My weekend....and some reflections/revelations.

Feb 05, 2008 01:41

I discovered a lot of things this weekend:

1. If you're coughing, it probably means you're sick. Not that you must have worked out too hard when you went on that elliptical machine for about fifteen minutes.

2. Being sick IS just as bad as I remembered!

3. Losing all sense of time is actually really interesting. I would sleep for variable numbers of hours, wake, maybe eat some part of a meal or read my book in the middle of the night, go back to sleep, visit someone for a while (probably infecting them), sleep...quite interesting. I didn't do any work the whoooooole weekend.

4. Whole weekends of not doing work mean that you end up absolutely screwed.

5. When you are operating at half your normal energy and you haven't practiced all weekend, you have discovered the formula for how to lose a concerto competition. Bah! I have been practicing for that since June, and I was really ready. Really, really ready, and I sounded great, but I messed up this ONE PART and I lost almost as a direct result. (But my very dear friend/favorite oboist in the world won, and so I'm not too disappointed.)

6. My contentedness is no longer as simple as I thought it was:

Okay so I'm happy. It has been established. I am rarely sad, when I am it isn't for long, and I experience joy on a regular basis. It's nice.

But then again, what is happiness without sadness? There are supposed to be ups and downs, no? So when I say that I really miss sadness I feel like it is a legitimate concern, not just a sign that I take my contentedness for granted. I really like my life, but I also worry that my general happiness is cheapened by my lack of an equally strong contrasting emotion. So lately I've been wishing that I could really have my heart broken or something. Just once, for some period of time, experience some very severe gut wrenching sadness...you know, something that would make me want to write a really bad poem and get a haircut that doesn't allow me to see through my bangs and stop bathing for a while. Or something. But something that feels as powerful as melancholia can be, just so that I can really feel in touch with myself again. After a while, pleasure and satisfaction (and even joy) all start to feel the same.

So, I had a shitty weekend overall. Or, I had the sort of weekend that should be classified as shitty. I was really sick, I didn't get to do any of the things I needed to (which might result in me losing a very important job, not being able to go abroad, and getting off to a very bad start in a couple of classes.) I also lost the one thing I've been working up to for the last eight months, practicing almost two hours every day for the last month and a half, etc. But all that is okay with me. All that stuff is just the stuff I deal with, and it doesn't make me sad or even feel worse about my life. It's hard to be discouraged when you're enjoying little things so much, like the weather, or your friends, or literary analysis.

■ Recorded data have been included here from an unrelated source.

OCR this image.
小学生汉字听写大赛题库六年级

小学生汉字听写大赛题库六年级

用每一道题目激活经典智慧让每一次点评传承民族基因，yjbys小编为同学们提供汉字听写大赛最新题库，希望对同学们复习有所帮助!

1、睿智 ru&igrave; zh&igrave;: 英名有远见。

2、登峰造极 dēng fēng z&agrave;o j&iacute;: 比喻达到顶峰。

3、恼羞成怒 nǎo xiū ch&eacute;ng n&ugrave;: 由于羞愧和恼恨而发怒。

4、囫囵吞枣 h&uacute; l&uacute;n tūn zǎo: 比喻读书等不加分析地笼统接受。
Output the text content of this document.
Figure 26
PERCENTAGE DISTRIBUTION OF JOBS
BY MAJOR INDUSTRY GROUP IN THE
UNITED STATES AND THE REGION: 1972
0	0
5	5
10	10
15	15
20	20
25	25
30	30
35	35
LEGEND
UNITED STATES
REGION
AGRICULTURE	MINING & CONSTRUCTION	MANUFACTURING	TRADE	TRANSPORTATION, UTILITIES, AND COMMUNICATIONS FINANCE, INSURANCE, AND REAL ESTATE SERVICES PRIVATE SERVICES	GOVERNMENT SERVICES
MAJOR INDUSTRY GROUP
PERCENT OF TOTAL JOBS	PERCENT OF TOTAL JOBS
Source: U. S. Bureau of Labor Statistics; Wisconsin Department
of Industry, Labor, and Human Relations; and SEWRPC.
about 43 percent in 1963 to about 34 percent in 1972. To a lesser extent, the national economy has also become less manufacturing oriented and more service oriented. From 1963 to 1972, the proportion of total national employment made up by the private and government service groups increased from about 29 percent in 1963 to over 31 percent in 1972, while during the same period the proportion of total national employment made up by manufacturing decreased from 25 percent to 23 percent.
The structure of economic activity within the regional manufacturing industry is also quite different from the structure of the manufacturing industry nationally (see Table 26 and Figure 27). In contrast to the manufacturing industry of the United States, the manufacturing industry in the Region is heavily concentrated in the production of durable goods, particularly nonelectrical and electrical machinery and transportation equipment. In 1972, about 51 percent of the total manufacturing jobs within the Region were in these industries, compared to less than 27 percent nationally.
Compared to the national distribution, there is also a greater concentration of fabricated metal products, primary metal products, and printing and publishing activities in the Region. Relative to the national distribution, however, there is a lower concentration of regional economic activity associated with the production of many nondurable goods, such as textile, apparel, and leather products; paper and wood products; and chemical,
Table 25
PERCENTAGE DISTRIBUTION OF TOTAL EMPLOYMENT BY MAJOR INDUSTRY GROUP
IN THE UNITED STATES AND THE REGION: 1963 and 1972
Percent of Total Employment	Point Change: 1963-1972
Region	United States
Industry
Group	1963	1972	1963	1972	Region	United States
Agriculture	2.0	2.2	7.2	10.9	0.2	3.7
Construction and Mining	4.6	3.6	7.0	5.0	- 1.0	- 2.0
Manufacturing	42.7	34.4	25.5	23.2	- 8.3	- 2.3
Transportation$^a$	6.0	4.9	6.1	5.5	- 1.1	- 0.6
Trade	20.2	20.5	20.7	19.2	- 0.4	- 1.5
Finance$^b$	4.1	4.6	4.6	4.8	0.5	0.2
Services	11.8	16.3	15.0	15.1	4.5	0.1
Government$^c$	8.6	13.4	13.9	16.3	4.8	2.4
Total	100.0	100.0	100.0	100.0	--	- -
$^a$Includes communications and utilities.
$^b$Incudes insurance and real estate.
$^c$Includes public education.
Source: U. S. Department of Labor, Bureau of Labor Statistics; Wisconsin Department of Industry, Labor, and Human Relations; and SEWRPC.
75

But yesterday I had the saddest day. It wasn't a bad day, but some things happened that made me really upset (they aren't important right now, so I don't think I want to go into them), and I finally felt like I was getting it again. I was deeply rooted again because of the sadness I was experiencing, rather than feeling shallowly content. Ironically, it was an enjoyable feeling. I was SAD. I was all those things that go along with that particular emotion. Pick a handful of dramatic words out of the stereotype bag: overwhelmed, upset, terrified, confused, anxious. Most of them certainly described me in that state. And it was quite fulfilling. I definitely need sadness in my life, if only to refresh my understanding of the rest of what I feel.

It was a bit like watering a plant. This morning everything was still weird, but as I went through my day I started noticing that my outlook on things was completely different. Not more cynical or optimistic or anything concrete like that. It's hard to describe, but perhaps...I saw different kinds of beauty in the things that I reflected on than those that normally strike me. The images that landed in my mind were of a different nature from those that were there two days ago. I had new thoughts and ideas about things, and a new outlook. I started thinking about ways in which I'm actually becoming a different person in the long term, comparing myself to the me of a few years ago, a few months ago, more recent me's. I heard different music in my head while I was thinking. (Wow those last few lines make me sound like a nutcase, but that's actually what my conscious thought process is like.) It was interesting. Quite enlightening, too.

My dad told me over dinner last night that the Buddhists say that happiness is the natural human state. In some ways I think that's true (for me, at least). But does natural mean most fulfilling? And does that mean that it isn't natural to need to be sad now and then? I guess I'm just wondering about balance: whether it's necessary or whether it's a myth, and if it is true that I need a balance between happiness and sadness, it doesn't seem really desirable to wish for a full 50% sadness. Where does that delicate level lie at which I can really keep myself satisfied and joyful, but also stimulated?